The Troup County Board of Assessors also will get $400,000, paid at $25,000 per year, from Kia, with additional contributions expected from other suppliers, to fund an additional employee “whose life will be to keep up with all this stuff, and we’re talking millions and millions of widgets being moved on a constant basis,” Wolfe said. The agreement also includes specifications from the board of how it needs to evaluate the assets of Kia and its suppliers for tax purposes, which has been confused in past years due to the state agreement over tax abatement.

Those payments are guaranteed even if Kia does not end up using all the bond money to make investments.

The Troup County School System also could reap an estimated $47.3 million in additional tax funds over the next 16 years if Kia uses all $1.6 billion in the bond agreement, Wolfe said.

“I know it would be important to you to be able to project with some degree of certainty part of 47.3 million in taxes that are supposed to come your way,” Wolfe told Board of Education members Tuesday. “… At the end of the day, it’s going to be a projection, because it’s gonna be driven by market.”

Board of Education Chairman John Darden said he appreciated the group’s work on the agreement.

“I think this is a win-win for everybody involved,” he told Wolfe.

Wolfe said the agreement’s guarantees mean no real risk to tax payers. The development authorities, county and city are not on the hook for the bond payments, and Kia will only take the amount that it will invest.
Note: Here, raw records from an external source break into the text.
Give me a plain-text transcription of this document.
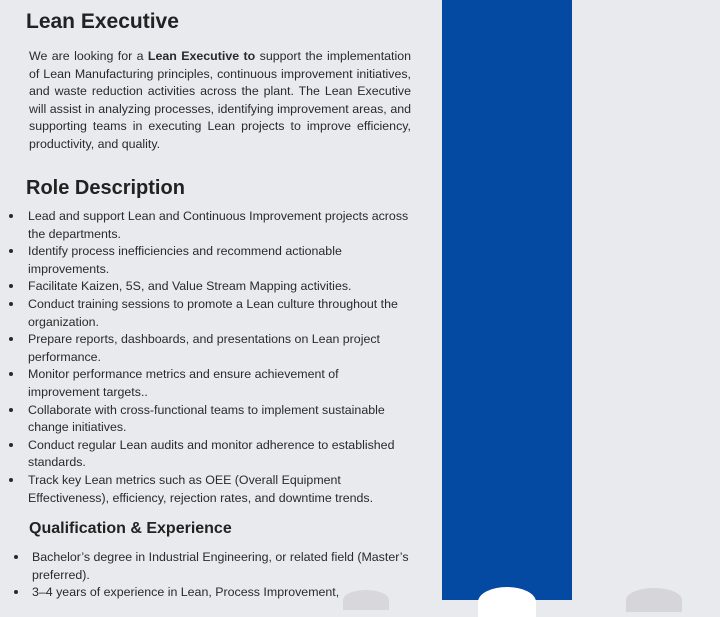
Lean Executive

We are looking for a Lean Executive to support the implementation of Lean Manufacturing principles, continuous improvement initiatives, and waste reduction activities across the plant. The Lean Executive will assist in analyzing processes, identifying improvement areas, and supporting teams in executing Lean projects to improve efficiency, productivity, and quality.

Role Description
Lead and support Lean and Continuous Improvement projects across the departments.
Identify process inefficiencies and recommend actionable improvements.
Facilitate Kaizen, 5S, and Value Stream Mapping activities.
Conduct training sessions to promote a Lean culture throughout the organization.
Prepare reports, dashboards, and presentations on Lean project performance.
Monitor performance metrics and ensure achievement of improvement targets..
Collaborate with cross-functional teams to implement sustainable change initiatives.
Conduct regular Lean audits and monitor adherence to established standards.
Track key Lean metrics such as OEE (Overall Equipment Effectiveness), efficiency, rejection rates, and downtime trends.
Qualification & Experience
Bachelor’s degree in Industrial Engineering, or related field (Master’s preferred).
3–4 years of experience in Lean, Process Improvement,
If it doesn’t make the planned improvements, for instance if there is another economic downturn, or the brand flops, Wolfe said, then the money won’t be spent and the inducements for Kia won’t be given. The city and county still would get the guaranteed payments amounting to nearly $10 million.

“In order for Kia to make 55 model changes in the next four years, they want the ability to invest in their strategic suppliers if they so choose,” Wolfe said. “Again, if they invest, we are considering giving them an inducement to that credit. If they don’t invest, then there is no inducement to be made. So, from my point of view, the risk associated with this investment is very, very low.”